While Simmons says he’s a fan of modern day pop stars like Taylor Swift and Katy Perry, he suggests that their longevity will not match that of the great artists, also commenting on the ‘10,000 hour’ concept for full expertise in an area.
Speaking to New Zealand radio station ‘The Sound’, Simmons says:
“The next Kiss or the next Beatles or whoever it is is not gonna come along, because there is no infrastructure. Here, let’s play a game. From 1958 until 1988 is thirty years. What have we got? We have Elvis Presley, The Beatles, The Stones, Jimi Hendrix, the biggest bands of all time. And then in disco, you had Madonna, Donna Summer, all that. The biggest of all. And then in pop, you had Michael Jackson, The Jackson 5, all that stuff… and U2. And in heavy metal, you had Metallica and Iron Maiden and all that stuff. And Prince and all that.”
“From 1988 until today… give me the new Beatles and the new Stones. Give me just one. You can’t. Rock is dead. And the reason for that? Downloading and filesharing. When you stop charging for things, it becomes worthless.

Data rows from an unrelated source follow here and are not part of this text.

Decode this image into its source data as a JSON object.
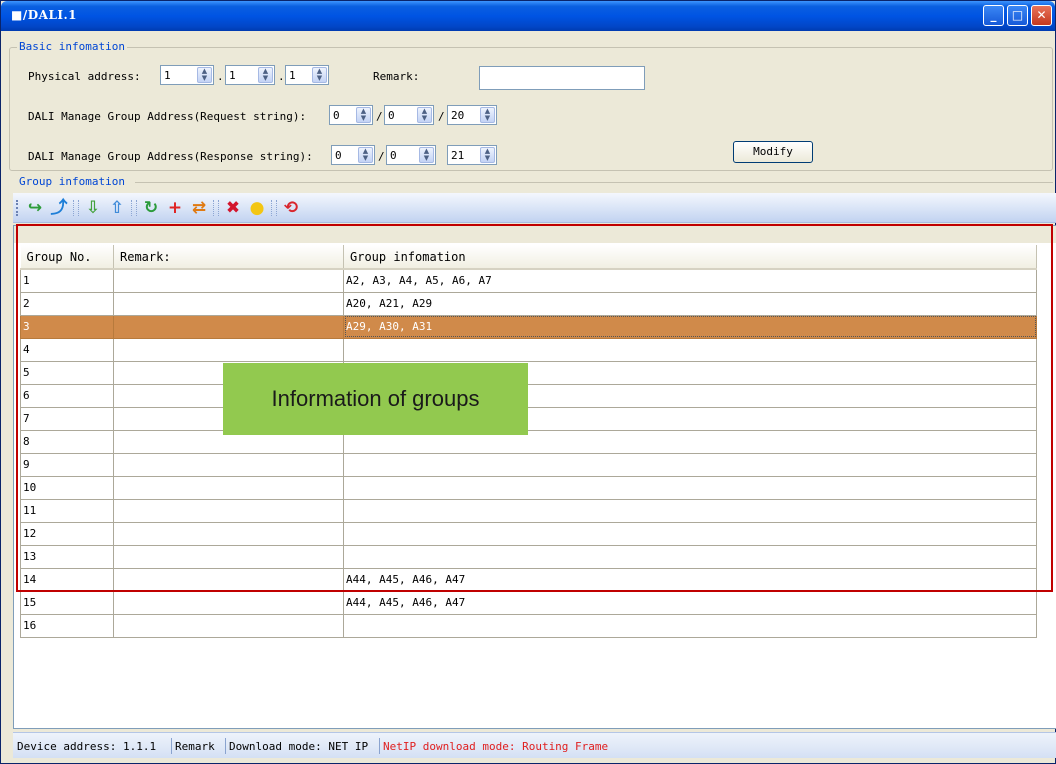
{
  "window": {
    "title": "■/DALI.1",
    "minimize": "_",
    "maximize": "□",
    "close": "✕"
  },
  "basic": {
    "legend": "Basic infomation",
    "physical_label": "Physical address:",
    "physical": [
      "1",
      "1",
      "1"
    ],
    "remark_label": "Remark:",
    "remark_value": "",
    "req_label": "DALI Manage Group Address(Request string):",
    "req": [
      "0",
      "0",
      "20"
    ],
    "resp_label": "DALI Manage Group Address(Response string):",
    "resp": [
      "0",
      "0",
      "21"
    ],
    "dot": ".",
    "slash": "/",
    "modify_label": "Modify"
  },
  "group": {
    "legend": "Group infomation",
    "toolbar": [
      {
        "name": "import-icon",
        "glyph": "↪",
        "color": "#2e9c3a"
      },
      {
        "name": "export-icon",
        "glyph": "⤴",
        "color": "#1e7fd8"
      },
      {
        "name": "download-icon",
        "glyph": "⇩",
        "color": "#44a23c"
      },
      {
        "name": "upload-icon",
        "glyph": "⇧",
        "color": "#3f8bd9"
      },
      {
        "name": "refresh-icon",
        "glyph": "↻",
        "color": "#2b9b3b"
      },
      {
        "name": "add-icon",
        "glyph": "+",
        "color": "#e02424"
      },
      {
        "name": "swap-icon",
        "glyph": "⇄",
        "color": "#e07a12"
      },
      {
        "name": "delete-icon",
        "glyph": "✖",
        "color": "#d3152d"
      },
      {
        "name": "bulb-icon",
        "glyph": "●",
        "color": "#f3c613"
      },
      {
        "name": "reset-icon",
        "glyph": "⟲",
        "color": "#d9262e"
      }
    ],
    "columns": [
      "Group No.",
      "Remark:",
      "Group infomation"
    ],
    "rows": [
      {
        "no": "1",
        "remark": "",
        "info": "A2, A3, A4, A5, A6, A7"
      },
      {
        "no": "2",
        "remark": "",
        "info": "A20, A21, A29"
      },
      {
        "no": "3",
        "remark": "",
        "info": "A29, A30, A31"
      },
      {
        "no": "4",
        "remark": "",
        "info": ""
      },
      {
        "no": "5",
        "remark": "",
        "info": ""
      },
      {
        "no": "6",
        "remark": "",
        "info": ""
      },
      {
        "no": "7",
        "remark": "",
        "info": ""
      },
      {
        "no": "8",
        "remark": "",
        "info": ""
      },
      {
        "no": "9",
        "remark": "",
        "info": ""
      },
      {
        "no": "10",
        "remark": "",
        "info": ""
      },
      {
        "no": "11",
        "remark": "",
        "info": ""
      },
      {
        "no": "12",
        "remark": "",
        "info": ""
      },
      {
        "no": "13",
        "remark": "",
        "info": ""
      },
      {
        "no": "14",
        "remark": "",
        "info": "A44, A45, A46, A47"
      },
      {
        "no": "15",
        "remark": "",
        "info": "A44, A45, A46, A47"
      },
      {
        "no": "16",
        "remark": "",
        "info": ""
      }
    ],
    "selected_row": "3"
  },
  "callout": {
    "text": "Information of groups",
    "color": "#92c94f"
  },
  "status": {
    "device": "Device address: 1.1.1",
    "remark": "Remark",
    "download": "Download mode: NET IP",
    "netip": "NetIP download mode: Routing Frame",
    "netip_color": "#e02020"
  }
}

And there’s gonna have to be a business model that’s gonna have to change. ‘Cause there are great bands out there, but there’s no support system.”
Simmon also comments on the 10,000 hour concept, adding:
“Before The Beatles went into the studio to become The Beatles, they played clubs for ten thousand hours. That’s years. You have to do something for thousands and thousands of hours before you get any good on it. Nowadays, instant gratification means you can hum in your shower, then wind up on ‘The X Factor’ and you’re on television and you get a recording contract. But almost none of these singers who get recording contracts become huge.”
Simmons has previous on the subject, having said back in June that fans killed the music industry. He said:
“It’s disappointing, because they would prefer not to support a new band… It affects the next great band, who won’t have a chance. Why? Because the talent isn’t out there? It sure is. The fans killed it. They killed the infrastructure.”